During the middle of the 17th century, the municipalities of São João de Areias and Silvares was composed of a municipality governed by Presiding Judge, Councilmen (three for São João de Areias and one for Silvares) and an attorney by district Magistrates letter and named His Majesty. This situation continued until the preceding centuries, until the municipality's extinction.

==Geography==

- S. João de Areias
- Prados
- Vila Dianteira
- Casas Novas
- Cernada
- Castelejo
- Casal
- Silvares
- Guarita
- S. Miguel
- Cancela
- Fonte do Ouro
- Campolinho
- Vale Pinheiro
- Póvoa dos Mosqueiros
- Quintas: Quinta do Borges & Irmão; Quinta da Mascota; Quinta da Levegada (Cancela), etc.

==Architecture==

===Civic===
- Casa das Armas Reais - São João de Areias
- Casa de D.ª Georgina Loureiro - Vila Dianteira
- Casa do Dr.
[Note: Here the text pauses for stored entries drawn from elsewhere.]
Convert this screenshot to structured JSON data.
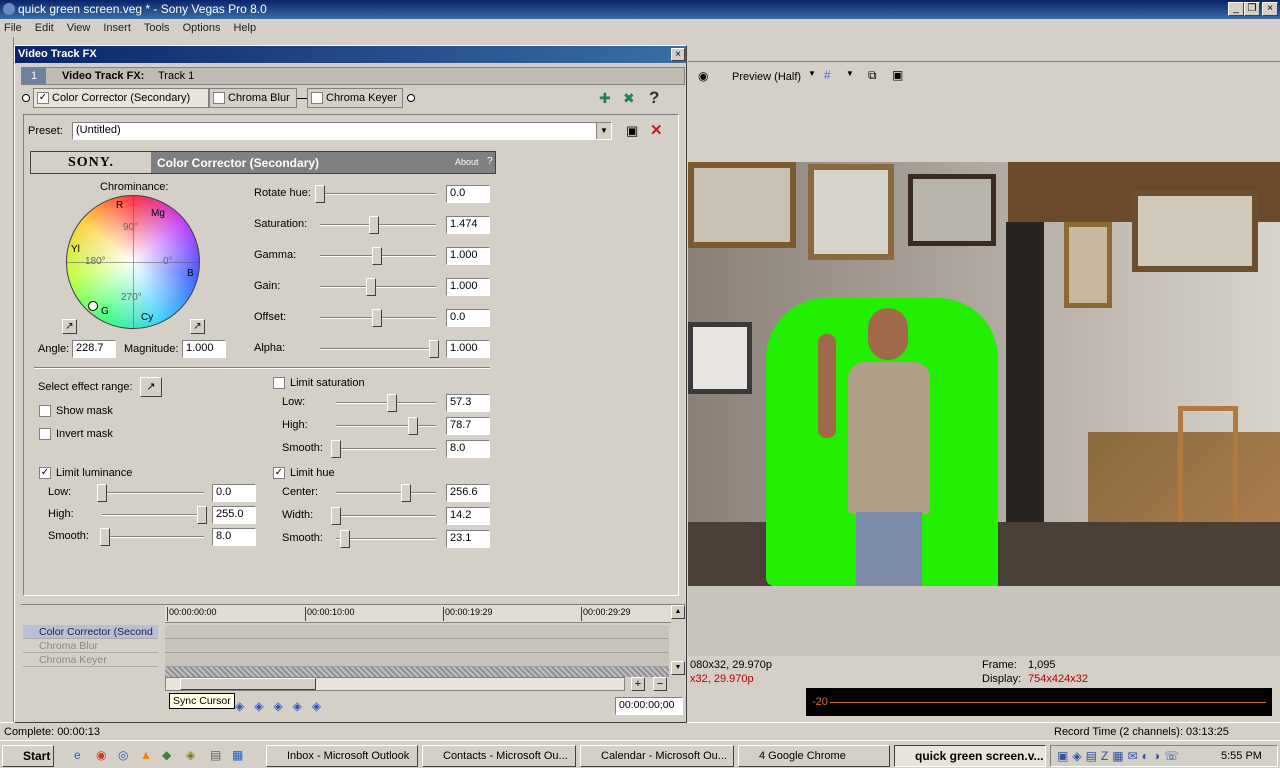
{
  "app": {
    "title": "quick green screen.veg * - Sony Vegas Pro 8.0",
    "menu": [
      "File",
      "Edit",
      "View",
      "Insert",
      "Tools",
      "Options",
      "Help"
    ]
  },
  "preview": {
    "mode": "Preview (Half)"
  },
  "info": {
    "project_line1": "080x32, 29.970p",
    "project_line2": "x32, 29.970p",
    "frame_label": "Frame:",
    "frame_value": "1,095",
    "display_label": "Display:",
    "display_value": "754x424x32",
    "meter_value": "-20"
  },
  "status": {
    "complete": "Complete: 00:00:13",
    "record_time": "Record Time (2 channels): 03:13:25"
  },
  "taskbar": {
    "start": "Start",
    "items": [
      "Inbox - Microsoft Outlook",
      "Contacts - Microsoft Ou...",
      "Calendar - Microsoft Ou...",
      "4 Google Chrome",
      "quick green screen.v..."
    ],
    "clock": "5:55 PM"
  },
  "dialog": {
    "title": "Video Track FX",
    "track_num": "1",
    "track_label": "Video Track FX:",
    "track_name": "Track 1",
    "fx_chain": [
      "Color Corrector (Secondary)",
      "Chroma Blur",
      "Chroma Keyer"
    ],
    "preset_label": "Preset:",
    "preset_value": "(Untitled)",
    "brand": "SONY.",
    "plugin_name": "Color Corrector (Secondary)",
    "about": "About",
    "help": "?",
    "chrominance_label": "Chrominance:",
    "wheel": {
      "r": "R",
      "mg": "Mg",
      "yl": "Yl",
      "b": "B",
      "g": "G",
      "cy": "Cy",
      "d90": "90°",
      "d180": "180°",
      "d0": "0°",
      "d270": "270°"
    },
    "angle_label": "Angle:",
    "angle_value": "228.7",
    "magnitude_label": "Magnitude:",
    "magnitude_value": "1.000",
    "sliders": [
      {
        "label": "Rotate hue:",
        "value": "0.0",
        "pos": 0.0
      },
      {
        "label": "Saturation:",
        "value": "1.474",
        "pos": 0.47
      },
      {
        "label": "Gamma:",
        "value": "1.000",
        "pos": 0.5
      },
      {
        "label": "Gain:",
        "value": "1.000",
        "pos": 0.45
      },
      {
        "label": "Offset:",
        "value": "0.0",
        "pos": 0.5
      },
      {
        "label": "Alpha:",
        "value": "1.000",
        "pos": 1.0
      }
    ],
    "select_range": "Select effect range:",
    "show_mask": "Show mask",
    "invert_mask": "Invert mask",
    "limit_luminance": "Limit luminance",
    "lum": [
      {
        "label": "Low:",
        "value": "0.0",
        "pos": 0.0
      },
      {
        "label": "High:",
        "value": "255.0",
        "pos": 1.0
      },
      {
        "label": "Smooth:",
        "value": "8.0",
        "pos": 0.03
      }
    ],
    "limit_saturation": "Limit saturation",
    "sat": [
      {
        "label": "Low:",
        "value": "57.3",
        "pos": 0.57
      },
      {
        "label": "High:",
        "value": "78.7",
        "pos": 0.79
      },
      {
        "label": "Smooth:",
        "value": "8.0",
        "pos": 0.0
      }
    ],
    "limit_hue": "Limit hue",
    "hue": [
      {
        "label": "Center:",
        "value": "256.6",
        "pos": 0.71
      },
      {
        "label": "Width:",
        "value": "14.2",
        "pos": 0.0
      },
      {
        "label": "Smooth:",
        "value": "23.1",
        "pos": 0.09
      }
    ],
    "timeline": {
      "marks": [
        "00:00:00:00",
        "00:00:10:00",
        "00:00:19:29",
        "00:00:29:29"
      ],
      "rows": [
        "Color Corrector (Second",
        "Chroma Blur",
        "Chroma Keyer"
      ],
      "tooltip": "Sync Cursor",
      "time": "00:00:00;00"
    }
  },
  "colors": {
    "accent": "#0a246a",
    "green": "#22ee00"
  }
}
José da Silva Carvalho - Vila Dianteira
- Solar dos Serpa Pimentel - Guarita
- Casa dos Neves de Lemos - Póvoa dos Mosqueiros
- Pillory of São João de Areias (Pelourinho de São João das Areias)

===Religious===
- Chapel of Senhora da Graça (Capela da Senhora da Graça)
- Chapel of Cristo (Capela de Santo Cristo)
- Chapel of São João Evangelista (Capela de São João Evangelista)
- Chapel of São Miguel (Capela de São Miguel)
- Chapel of São Pedro (Capela de São Pedro)
- Church of São João Baptista (Igreja Matriz de São João de Areias/Igreja de São João Baptista), the 18th-century parochial church of São João de Areias

==Notable citizens==
- José da Silva Carvalho (1782–1856), labourer of the 1820 Revolution and minister of D. João VI, of D. Pedro IV, and of D.ª Maria II.
- Francisco de Serpa Saraiva (1781–1850), first Baron of São João de Areias.
- Manuel de Serpa Pimentel (1818–1910), second Baron of São João de Areias.